If you liked his reading last month, tune in Friday at noon or at seven at 88.1 FM as Baltimore writer Dave Belz reads “The Prophet” — from his latest, White Asparagus – on The Signal.
Geoffrey Himes has written about music on a weekly basis in the Washington Post since 1977 and is currently a senior editor at Paste Magazine. He has also written about music for Downbeat Magazine, Jazz Times, Rolling Stone, the Oxford American, the New York Times, National Public Radio, the Chicago Tribune, Baltimore Magazine, the Baltimore City Paper, the Los Angeles Times, the Baltimore Sun and other outlets. He has been honored for Music Feature Writing by the Deems Taylor/ASCAP Awards, by the Abell Foundation Awards and by the Music Journalism Awards. His book on Bruce Springsteen, “Born in the U.S.A.,” was published by Continuum Books in 2005. Himes has contributed entries to the “The Encyclopedia of Country Music” and “The Rolling Stone Jazz & Blues Album Guide.” He is currently working on a book about Emmylou Harris, Rosanne Cash, Rodney Crowell and Ricky Skaggs for the Country Music Hall of Fame. He has lived in Baltimore since 1974. His stage musical, “A Baltimore Christmas Carol,” premiered at Baltimore’s Patterson Theatre in 2004.
Michael Anft doesn’t write books, teach people the so-called craft of writing, or agonize over how active the verbs he uses are.

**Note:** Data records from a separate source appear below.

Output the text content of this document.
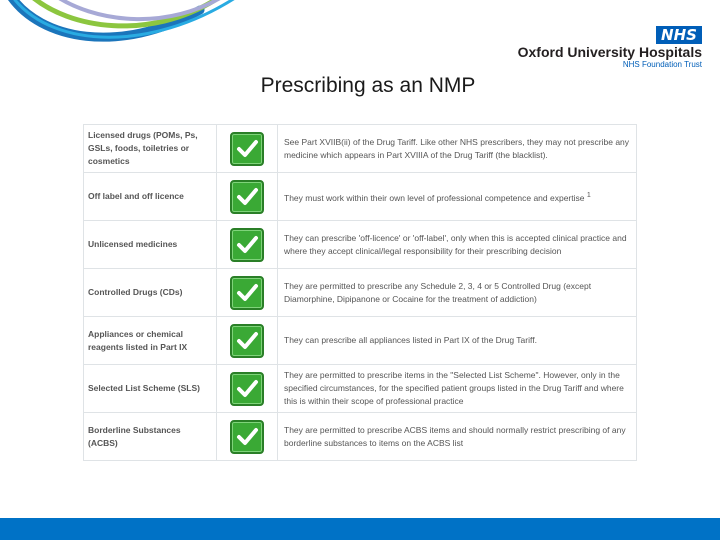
NHS
Oxford University Hospitals
NHS Foundation Trust
Prescribing as an NMP
Licensed drugs (POMs, Ps, GSLs, foods, toiletries or cosmetics		See Part XVIIB(ii) of the Drug Tariff. Like other NHS prescribers, they may not prescribe any medicine which appears in Part XVIIIA of the Drug Tariff (the blacklist).
Off label and off licence		They must work within their own level of professional competence and expertise $^1$
Unlicensed medicines		They can prescribe 'off-licence' or 'off-label', only when this is accepted clinical practice and where they accept clinical/legal responsibility for their prescribing decision
Controlled Drugs (CDs)		They are permitted to prescribe any Schedule 2, 3, 4 or 5 Controlled Drug (except Diamorphine, Dipipanone or Cocaine for the treatment of addiction)
Appliances or chemical reagents listed in Part IX		They can prescribe all appliances listed in Part IX of the Drug Tariff.
Selected List Scheme (SLS)		They are permitted to prescribe items in the "Selected List Scheme". However, only in the specified circumstances, for the specified patient groups listed in the Drug Tariff and where this is within their scope of professional practice
Borderline Substances (ACBS)		They are permitted to prescribe ACBS items and should normally restrict prescribing of any borderline substances to items on the ACBS list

He is a mercenary of language: He writes to pay his bills. He is on staff at Johns Hopkins Magazine (where he’s a senior writer), and otherwise writes regularly for old people (AARP The Magazine), hip young liberals (Urbanite), demographics-spanning do-gooders (the Chronicle of Philanthropy), and ink-stained sports fans (PressBox), among other niched readerships. Tonight, he’ll read a bit from his journal about dropping his daughter off at college.
Mikita Brottman is a British scholar, psychoanalyst, author, and cultural critic known for her psychological readings of the dark and pathological elements of contemporary culture. She has a PhD in English Language and Literature from OxfordUniversity, and she currently teaches at the Maryland Institute College of Art. She is the author of seven books, including titles on the horror film, cannibalism, psychoanalysis, critical theory, and contemporary popular culture. Her most recent book, The Solitary Vice, was selected as one of the Best Books of 2008 by Publishers Weekly.